The intimidating 6-footer started the post-season by throwing a no-hitter against San Jose State – the first ever in post-season play in the history of the ASU program.  She followed that up by tossing a one-hit shutout against Georgia, striking out 11 and allowing just one walk, and then beat the Bulldogs a second time the next day, posting identical 2-0 scores for both games.

She pitched 21 innings during the three-game regionals, striking out 21 and allowing just four hits.

It was more of the same in the Super Regionals, as ASU added the Kentucky Wildcats to its path of stepping stones to Oklahoma City, rolling through the Tempe Super Regionals over the weekend with 5-4 and 5-2 victories.

A home run by Kentucky’s Christian Stokes in the top of the fifth put an end to Escobedo’s string of 35 consecutive innings without an earned run, but a home run by Cheyenne Coyle and a 3-for-3 performance at the plate by Alix Johnson helped the Devils build a 5-1 lead that Kentucky couldn’t overcome.  Mackenzie Popescue, the junior from Chaparral High School in Scottsdale relieved Escobedo in the top of the seventh to put the lid on this one.

Sunday’s game provided more of a challenge, as the score was tied twice before a two-run homer in the seventh by Haley Steele sealed the victory and gave Escobedo her 30th win of the season.  It was Steele’s 11th home run and the team’s 94th.

Escobedo will enter Thursday’s game against Texas with a 30-4 record and an impressive 1.24 ERA in post-season play.

However, she’s going to have to share the spotlight with Blaire Luna, the Longhorns’ outstanding senior pitcher that has helped the No. 6 Longhorns rack up a 49-8 season, the third-best in school history.

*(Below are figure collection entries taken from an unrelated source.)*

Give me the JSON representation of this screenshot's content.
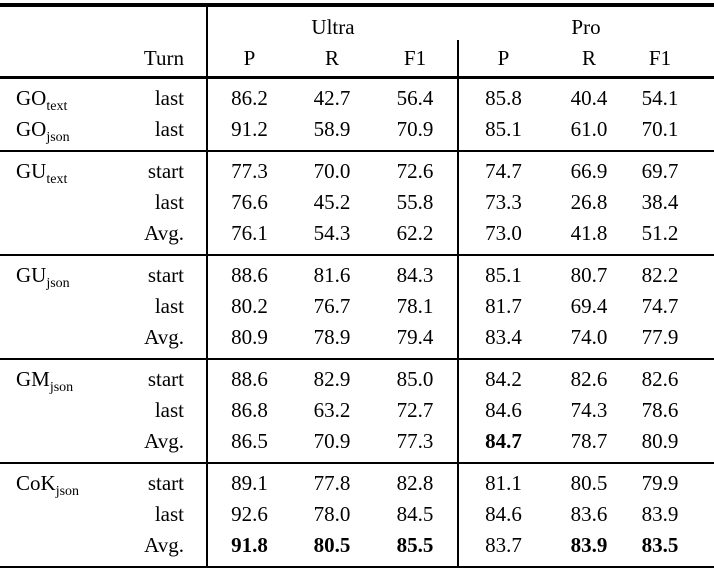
{
  "colors": {
    "text": "#000000",
    "background": "#ffffff",
    "rule": "#000000"
  },
  "header": {
    "turn": "Turn",
    "groups": [
      {
        "label": "Ultra"
      },
      {
        "label": "Pro"
      }
    ],
    "metrics": [
      "P",
      "R",
      "F1"
    ]
  },
  "sections": [
    {
      "rows": [
        {
          "label": {
            "base": "GO",
            "sub": "text"
          },
          "turn": "last",
          "values": [
            "86.2",
            "42.7",
            "56.4",
            "85.8",
            "40.4",
            "54.1"
          ],
          "bold": []
        },
        {
          "label": {
            "base": "GO",
            "sub": "json"
          },
          "turn": "last",
          "values": [
            "91.2",
            "58.9",
            "70.9",
            "85.1",
            "61.0",
            "70.1"
          ],
          "bold": []
        }
      ]
    },
    {
      "rows": [
        {
          "label": {
            "base": "GU",
            "sub": "text"
          },
          "turn": "start",
          "values": [
            "77.3",
            "70.0",
            "72.6",
            "74.7",
            "66.9",
            "69.7"
          ],
          "bold": []
        },
        {
          "label": null,
          "turn": "last",
          "values": [
            "76.6",
            "45.2",
            "55.8",
            "73.3",
            "26.8",
            "38.4"
          ],
          "bold": []
        },
        {
          "label": null,
          "turn": "Avg.",
          "values": [
            "76.1",
            "54.3",
            "62.2",
            "73.0",
            "41.8",
            "51.2"
          ],
          "bold": []
        }
      ]
    },
    {
      "rows": [
        {
          "label": {
            "base": "GU",
            "sub": "json"
          },
          "turn": "start",
          "values": [
            "88.6",
            "81.6",
            "84.3",
            "85.1",
            "80.7",
            "82.2"
          ],
          "bold": []
        },
        {
          "label": null,
          "turn": "last",
          "values": [
            "80.2",
            "76.7",
            "78.1",
            "81.7",
            "69.4",
            "74.7"
          ],
          "bold": []
        },
        {
          "label": null,
          "turn": "Avg.",
          "values": [
            "80.9",
            "78.9",
            "79.4",
            "83.4",
            "74.0",
            "77.9"
          ],
          "bold": []
        }
      ]
    },
    {
      "rows": [
        {
          "label": {
            "base": "GM",
            "sub": "json"
          },
          "turn": "start",
          "values": [
            "88.6",
            "82.9",
            "85.0",
            "84.2",
            "82.6",
            "82.6"
          ],
          "bold": []
        },
        {
          "label": null,
          "turn": "last",
          "values": [
            "86.8",
            "63.2",
            "72.7",
            "84.6",
            "74.3",
            "78.6"
          ],
          "bold": []
        },
        {
          "label": null,
          "turn": "Avg.",
          "values": [
            "86.5",
            "70.9",
            "77.3",
            "84.7",
            "78.7",
            "80.9"
          ],
          "bold": [
            3
          ]
        }
      ]
    },
    {
      "rows": [
        {
          "label": {
            "base": "CoK",
            "sub": "json"
          },
          "turn": "start",
          "values": [
            "89.1",
            "77.8",
            "82.8",
            "81.1",
            "80.5",
            "79.9"
          ],
          "bold": []
        },
        {
          "label": null,
          "turn": "last",
          "values": [
            "92.6",
            "78.0",
            "84.5",
            "84.6",
            "83.6",
            "83.9"
          ],
          "bold": []
        },
        {
          "label": null,
          "turn": "Avg.",
          "values": [
            "91.8",
            "80.5",
            "85.5",
            "83.7",
            "83.9",
            "83.5"
          ],
          "bold": [
            0,
            1,
            2,
            4,
            5
          ]
        }
      ]
    }
  ]
}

The parallels between the two mound aces is eerily similar.  Luna is 30-5 and pitched 29 innings through the post-season, striking out 42 and compiling a 0.97 ERA.  She, too, threw a no-hitter in dispatching Florida State in the Super Regionals – her fourth of the season.

The double-elimination format for the path to the championship game will be televised on the ESPN Networks. Thursday’s meeting between No. 5  ASU and No. 6 Texas will be shown on ESPN2, with first pitch scheduled for 4 p.m. Arizona time.

To borrow a phrase from public broadcasting… this will be television worth watching.